Failure to Engage and a “Scorched Earth” Approach Leads to Near-Full Indemnity Costs
Drennan v. Drennan, 2024 ONSC 3905, is an instance of a rare and significant costs award that almost entirely compensated a litigant for the actual costs she incurred. It should serve as a stark reminder to litigants who sit on their rights and refuse to participate meaningfully in a Court-ordered process, despite having notice of procedural matters and, importantly, warnings from the Court of the risks of a costs order that could follow their non-engagement and non-compliance. Here, the Respondents’ failure to act and “scorched earth” approach to the opposing litigant resulted in a significant amount in costs being made payable from their inheritance.
The Applicant in this case was Melissa Drennan, the daughter of the deceased, John Drennan. The Respondents were Melissa’s brother David, and the children of Melissa’s and David’s pre-deceased brother, Jessica and Nicholas (the “Grandchildren”). Under John Drennan’s will, Melissa was granted 50% of the Estate residue; David was to receive 25% and the Grandchildren would divide the remaining 25%. David was named as the Estate Trustee in the Will. The Respondents stated, without formalizing their position, that the Estate should instead be divided 1/3 to each of David and Melissa and 1/3 to the Grandchildren.
In November 2023, Melissa sought to have David removed as Estate Trustee, or in the alternative, to have an Estate Trustee During Litigation (ETDL) appointed. The ETDL is a neutral person who is Court-appointed to manage Estate assets when litigation is ongoing, typically by preserving them and acting within a limited set of powers established by Court order. The request for an ETDL was granted by Justice Myers: 2024 ONSC 141. Notably, David had refused to advance the administration of the Estate on the grounds that he and the Grandchildren intended to challenge the Will and make claims against Melissa, who acted as the deceased’s power of attorney before he died.
The Court went to significant lengths to assist the self-represented Respondents: they were urged to get legal advice, given deadlines to deliver notices of appearance and affidavits of evidence, and advised of their limitation periods for bringing their claims in a way that would “minimize delay and expense.” The Respondents were also warned that failure to participate and meet deadlines exposed them to a risk of a costs order against them.
In this case, the Respondents’ refusal to cooperate to finalize the interim orders made by Justice Myers, including the order to have an ETDL appointed, led to regrettable consequences for the Estate. As a note, approving an order as to form and content is not meant to be adversarial; as Justice Myers noted, “the process is just to ensure that the party who drafted the order correctly set out the terms ordered by the judge. Everyone is bound to cooperate to try to ensure that the formal order says what it is supposed to say in accordance with the judge’s endorsement or reasons.”
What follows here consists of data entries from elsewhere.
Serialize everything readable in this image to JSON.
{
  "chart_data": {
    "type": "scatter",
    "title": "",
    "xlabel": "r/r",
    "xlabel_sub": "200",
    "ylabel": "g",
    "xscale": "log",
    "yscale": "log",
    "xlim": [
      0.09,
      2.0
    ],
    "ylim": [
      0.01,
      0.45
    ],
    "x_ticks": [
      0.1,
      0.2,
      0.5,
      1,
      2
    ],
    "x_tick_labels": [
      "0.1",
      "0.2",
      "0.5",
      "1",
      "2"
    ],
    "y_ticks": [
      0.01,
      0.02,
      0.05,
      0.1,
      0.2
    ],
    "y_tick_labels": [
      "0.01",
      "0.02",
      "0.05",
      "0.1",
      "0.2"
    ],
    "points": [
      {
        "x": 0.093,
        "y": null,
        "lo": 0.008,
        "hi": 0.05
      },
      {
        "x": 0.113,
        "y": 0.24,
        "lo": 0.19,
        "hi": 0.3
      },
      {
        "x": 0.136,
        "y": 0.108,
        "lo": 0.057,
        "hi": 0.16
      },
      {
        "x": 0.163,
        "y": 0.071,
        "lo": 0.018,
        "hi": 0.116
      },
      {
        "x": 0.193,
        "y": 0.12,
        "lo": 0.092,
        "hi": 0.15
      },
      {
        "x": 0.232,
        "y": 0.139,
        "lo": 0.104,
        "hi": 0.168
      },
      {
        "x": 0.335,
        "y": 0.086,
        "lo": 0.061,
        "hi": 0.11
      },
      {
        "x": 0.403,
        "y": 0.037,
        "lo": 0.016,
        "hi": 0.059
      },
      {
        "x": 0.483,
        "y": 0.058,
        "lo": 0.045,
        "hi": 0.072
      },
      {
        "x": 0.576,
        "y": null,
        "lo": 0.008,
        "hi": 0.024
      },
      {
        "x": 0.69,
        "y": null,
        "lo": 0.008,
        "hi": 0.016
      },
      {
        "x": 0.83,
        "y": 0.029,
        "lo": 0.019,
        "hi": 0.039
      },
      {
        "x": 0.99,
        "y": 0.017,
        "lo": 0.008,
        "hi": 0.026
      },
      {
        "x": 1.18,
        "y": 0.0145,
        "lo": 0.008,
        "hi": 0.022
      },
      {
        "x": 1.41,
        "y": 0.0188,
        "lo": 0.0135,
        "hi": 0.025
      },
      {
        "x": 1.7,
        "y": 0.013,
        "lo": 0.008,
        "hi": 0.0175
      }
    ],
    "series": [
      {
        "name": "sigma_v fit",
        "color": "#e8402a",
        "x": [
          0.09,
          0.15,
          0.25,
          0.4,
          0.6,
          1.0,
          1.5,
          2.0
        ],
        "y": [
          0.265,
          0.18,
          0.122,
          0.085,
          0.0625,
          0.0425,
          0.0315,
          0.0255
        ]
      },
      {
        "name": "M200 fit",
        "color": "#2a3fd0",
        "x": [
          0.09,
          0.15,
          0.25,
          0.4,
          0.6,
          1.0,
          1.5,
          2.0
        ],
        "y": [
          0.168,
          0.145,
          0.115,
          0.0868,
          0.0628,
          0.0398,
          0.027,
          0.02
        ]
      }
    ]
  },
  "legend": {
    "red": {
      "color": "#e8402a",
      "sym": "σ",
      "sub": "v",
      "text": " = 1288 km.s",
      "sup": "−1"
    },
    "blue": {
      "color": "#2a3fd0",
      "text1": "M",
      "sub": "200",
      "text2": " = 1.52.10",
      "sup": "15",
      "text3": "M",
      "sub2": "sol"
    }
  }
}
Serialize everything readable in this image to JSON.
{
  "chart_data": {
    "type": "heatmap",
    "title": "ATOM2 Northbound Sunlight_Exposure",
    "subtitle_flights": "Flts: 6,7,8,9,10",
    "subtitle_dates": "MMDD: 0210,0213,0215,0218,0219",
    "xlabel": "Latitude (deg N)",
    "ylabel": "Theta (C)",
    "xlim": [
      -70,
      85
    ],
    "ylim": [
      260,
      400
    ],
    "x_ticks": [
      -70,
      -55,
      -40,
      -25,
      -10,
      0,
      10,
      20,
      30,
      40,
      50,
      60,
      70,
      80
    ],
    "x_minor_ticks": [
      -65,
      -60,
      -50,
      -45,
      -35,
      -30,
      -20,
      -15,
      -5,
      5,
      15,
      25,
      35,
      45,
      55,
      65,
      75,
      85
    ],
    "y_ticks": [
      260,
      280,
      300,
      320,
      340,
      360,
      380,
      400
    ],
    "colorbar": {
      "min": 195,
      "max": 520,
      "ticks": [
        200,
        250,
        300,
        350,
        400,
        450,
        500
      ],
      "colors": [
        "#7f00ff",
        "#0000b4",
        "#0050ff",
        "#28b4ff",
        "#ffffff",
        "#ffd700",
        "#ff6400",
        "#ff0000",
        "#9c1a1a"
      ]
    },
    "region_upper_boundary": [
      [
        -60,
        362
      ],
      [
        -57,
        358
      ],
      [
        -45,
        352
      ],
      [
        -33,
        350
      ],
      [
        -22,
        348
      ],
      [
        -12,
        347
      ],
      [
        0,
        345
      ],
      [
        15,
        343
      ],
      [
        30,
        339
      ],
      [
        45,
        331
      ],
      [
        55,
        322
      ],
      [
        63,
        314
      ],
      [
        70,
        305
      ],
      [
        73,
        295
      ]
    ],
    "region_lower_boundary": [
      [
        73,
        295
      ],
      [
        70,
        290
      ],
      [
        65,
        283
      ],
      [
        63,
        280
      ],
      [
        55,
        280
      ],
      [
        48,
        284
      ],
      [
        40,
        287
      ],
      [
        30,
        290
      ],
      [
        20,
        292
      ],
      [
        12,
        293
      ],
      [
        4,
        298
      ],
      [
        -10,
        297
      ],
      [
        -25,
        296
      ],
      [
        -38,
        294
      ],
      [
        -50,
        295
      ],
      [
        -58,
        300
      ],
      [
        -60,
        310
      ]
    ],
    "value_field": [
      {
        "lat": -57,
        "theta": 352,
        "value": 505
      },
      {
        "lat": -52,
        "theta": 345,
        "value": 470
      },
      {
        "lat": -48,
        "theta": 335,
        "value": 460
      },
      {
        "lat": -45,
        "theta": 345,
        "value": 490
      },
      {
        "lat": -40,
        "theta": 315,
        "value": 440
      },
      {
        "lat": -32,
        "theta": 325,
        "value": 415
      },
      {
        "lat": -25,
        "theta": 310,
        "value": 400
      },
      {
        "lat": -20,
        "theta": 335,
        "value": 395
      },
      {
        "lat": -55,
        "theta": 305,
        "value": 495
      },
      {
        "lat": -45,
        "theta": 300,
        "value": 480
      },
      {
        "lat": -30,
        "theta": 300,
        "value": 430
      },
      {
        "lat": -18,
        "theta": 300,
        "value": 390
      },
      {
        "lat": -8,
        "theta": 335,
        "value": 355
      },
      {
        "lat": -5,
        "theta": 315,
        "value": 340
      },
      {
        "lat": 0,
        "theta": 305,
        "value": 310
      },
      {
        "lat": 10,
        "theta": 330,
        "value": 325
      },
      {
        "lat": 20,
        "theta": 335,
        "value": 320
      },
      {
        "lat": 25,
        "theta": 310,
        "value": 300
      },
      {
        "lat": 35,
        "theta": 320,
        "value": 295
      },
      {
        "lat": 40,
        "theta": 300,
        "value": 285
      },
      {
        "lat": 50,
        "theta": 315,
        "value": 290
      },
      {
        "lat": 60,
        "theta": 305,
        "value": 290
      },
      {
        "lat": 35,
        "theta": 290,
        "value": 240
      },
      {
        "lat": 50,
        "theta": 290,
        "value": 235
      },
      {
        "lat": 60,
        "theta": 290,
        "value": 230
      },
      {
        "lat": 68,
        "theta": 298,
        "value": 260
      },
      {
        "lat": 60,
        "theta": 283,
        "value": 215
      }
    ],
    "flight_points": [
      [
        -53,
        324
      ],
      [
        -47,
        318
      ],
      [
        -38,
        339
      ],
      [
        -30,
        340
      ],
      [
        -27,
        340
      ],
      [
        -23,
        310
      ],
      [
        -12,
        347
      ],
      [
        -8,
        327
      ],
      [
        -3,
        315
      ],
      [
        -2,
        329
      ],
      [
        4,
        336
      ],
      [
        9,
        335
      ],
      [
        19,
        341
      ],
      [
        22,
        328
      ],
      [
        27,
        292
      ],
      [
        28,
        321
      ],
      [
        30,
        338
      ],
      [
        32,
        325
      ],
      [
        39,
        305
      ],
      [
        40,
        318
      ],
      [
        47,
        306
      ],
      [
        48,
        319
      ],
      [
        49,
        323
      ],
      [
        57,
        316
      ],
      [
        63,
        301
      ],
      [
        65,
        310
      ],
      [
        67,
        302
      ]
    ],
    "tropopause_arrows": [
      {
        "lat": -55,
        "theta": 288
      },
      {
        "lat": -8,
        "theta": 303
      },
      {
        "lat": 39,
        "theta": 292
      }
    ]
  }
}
Counsel for Melissa sent a draft Order to the Respondents for their input. They failed to respond to her drafting: “They asked no questions. They made no comments. They gave no approval. They just ignored the draft and the time by which a response was requested”. Counsel then submitted her draft order to the Court in January 2024, seeking the Court’s approval of the draft. The Court directed counsel to make amendments to the draft and to contact the Respondents for their input.
The Respondents continued to remain silent. They did not meet any of the filing requirements or take any actions in the litigation, despite the Court’s comments and stipulations made on November 2023, and they did not approve the order as drafted. Nor did they make suggestions for changes to the draft. The Estate continued to languish, as the appointment of the ETDL, while ordered, could not be acted upon because the wording of the order was not finalized. This had serious consequences: a mortgage fell into arrears and the mortgage company sought enforcement for payment.
On a motion on July 2, 2024, the Court removed David as Estate Trustee. A few days later, Justice Myers made a ruling on the cost consequences of the Respondents’ inaction (2024 ONSC 3905). Justice Myers also approved the draft order from November 2023.
By this time, the Applicant’s lawyer had attended Court six times and incurred almost $65,000 in fees, which was financed at least in part by the Applicant’s litigation loans. By contrast, the Respondents failed “to take even the most basic steps required of them” to put any allegations in writing and did not meet deadlines. They took a “scorched earth” approach. Justice Myers states: “It seems that the respondents just wanted to make scurrilous allegations and then to delay so as to hurt the applicant even if it prejudiced them. This is an abuse of the litigation process and deserving of enhanced costs”.
The Court ordered costs against the Respondents on a substantial indemnity basis. The costs payable by the Respondents included a significant portion of the Applicant’s legal fees, the fees/expenses that became due because of the mortgage that fell into arrears, and the interest payable on the Applicant’s litigation loans. While the Court identified David as the “principal bad actor,” the niece and nephew “stood in common cause” with him and were ordered to share the costs burden with him jointly and severally.
Of the almost $65,000 in costs the Applicant spent to deal with these Respondents, the Court ordered the Respondents to pay the Applicant $60,000 all-inclusive, payable out of the Respondents’ share of the Estate, after payment of the mortgage, mortgagee’s costs, and litigation loan interest.